Algunos sociólogos hablan en estos casos de comunidades autodestructivas. La razón de la destructividad de este tipo de uniones no es la falta de liderazgo, no es la desidia, no es la corrupcion: es la misma razón que sirve para la unión la que explica la divisividad permanente, el hecho de estar fundadas en el sentimiento de pertenencia. Este fundamento plantea siempre la cuestión de la pureza, de la ortodoxia, de la fidelidad a las esencias, de la verdad.
La política democrática es el descubrimiento de que es posible la unión política sobre otros fundamentos cuyo eje es el de renunciar precisamente a basarse en ese tipo de fundamentos naturales. La politica democrática es la búsqueda de la unión sobre bases políticas, artificiales si se quiere, no naturales: la unión política democrática se basa en la construcción del individuo como sujeto de derechos, libertades y obligaciones, en la construccion del ciudadano por encima de, no contra o en negación de, sentimientos de pertenencia, de identidades linguisticas o culturales. La unión política democratica consiste en renunciar a buscar, y por supuesto a encontrar la verdad definitiva, la pureza definitiva, la ortodoxia definitiva. Democracia solo es posible en el espacio de las verdades penúltimas, en el compromiso imposible en la pureza y en la ortodoxia. Solo asi se garantiza unión en libertad.

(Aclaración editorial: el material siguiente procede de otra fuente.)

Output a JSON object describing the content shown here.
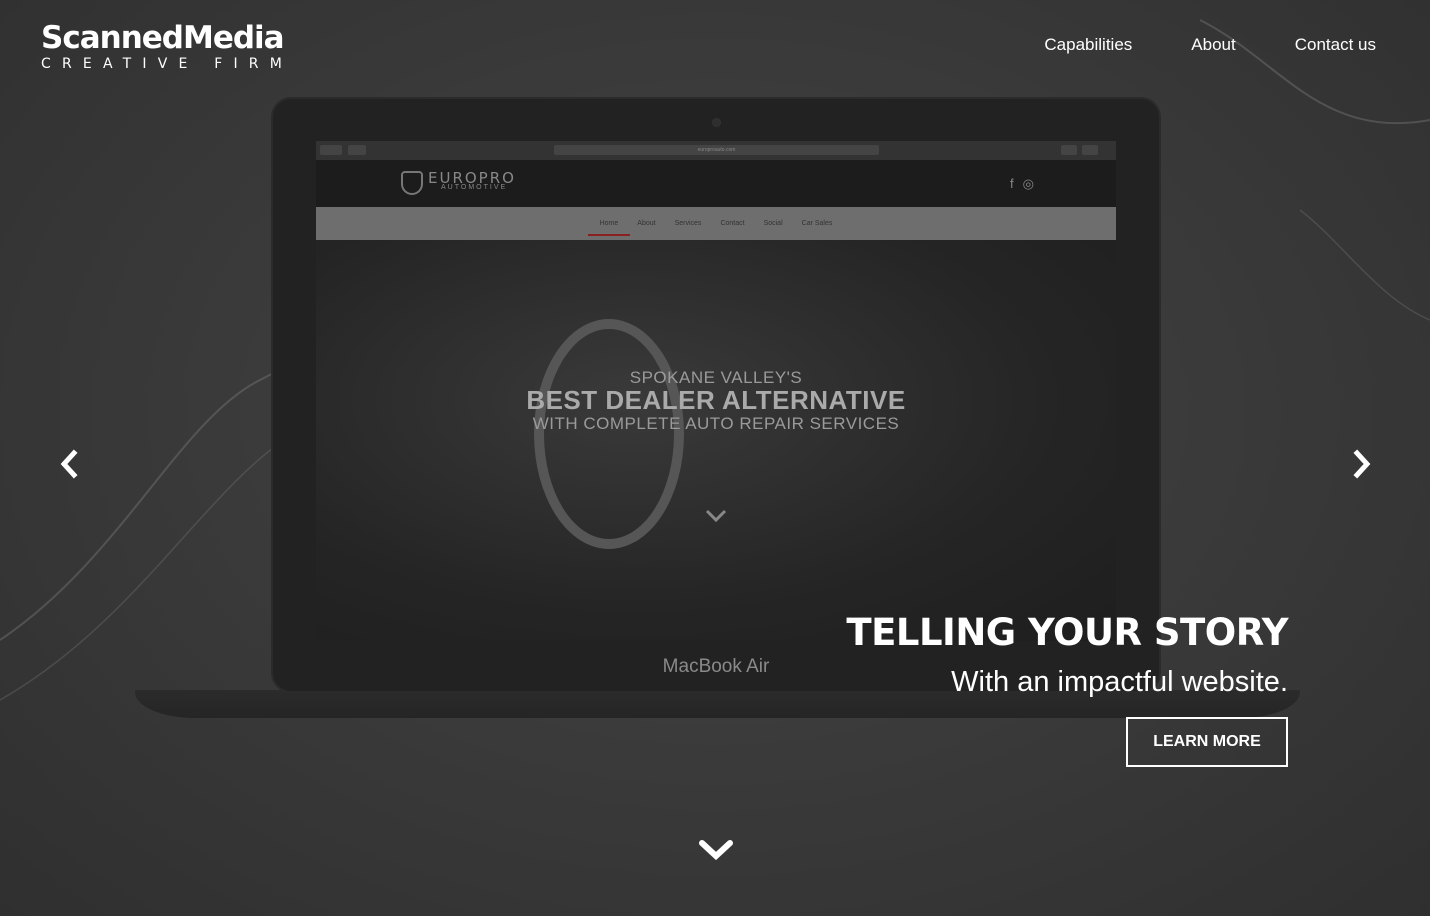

En Euskadi algunos siguen empeñados en preguntar por la verdad de las cosas, de los gobiernos, de las políticas, de los sentimientos, por su pureza, por su ortodoxia, por las esencias. Y no se dan cuenta que esas mismas preguntas los incapacitan para gobernar, pues son preguntas que no dejan sitio a la democracia, a la unión política posible, porque están cargadas de metafísica, de religión, de confesionalidad, haciendo imposible la unión de los diferentes, la única garantía de la democracia.
Algún dia dejaremos de preguntarnos quién es verdadero vasco para preguntarnos cómo podemos ser mejores demócratas. Ese día algo habremos avanzado.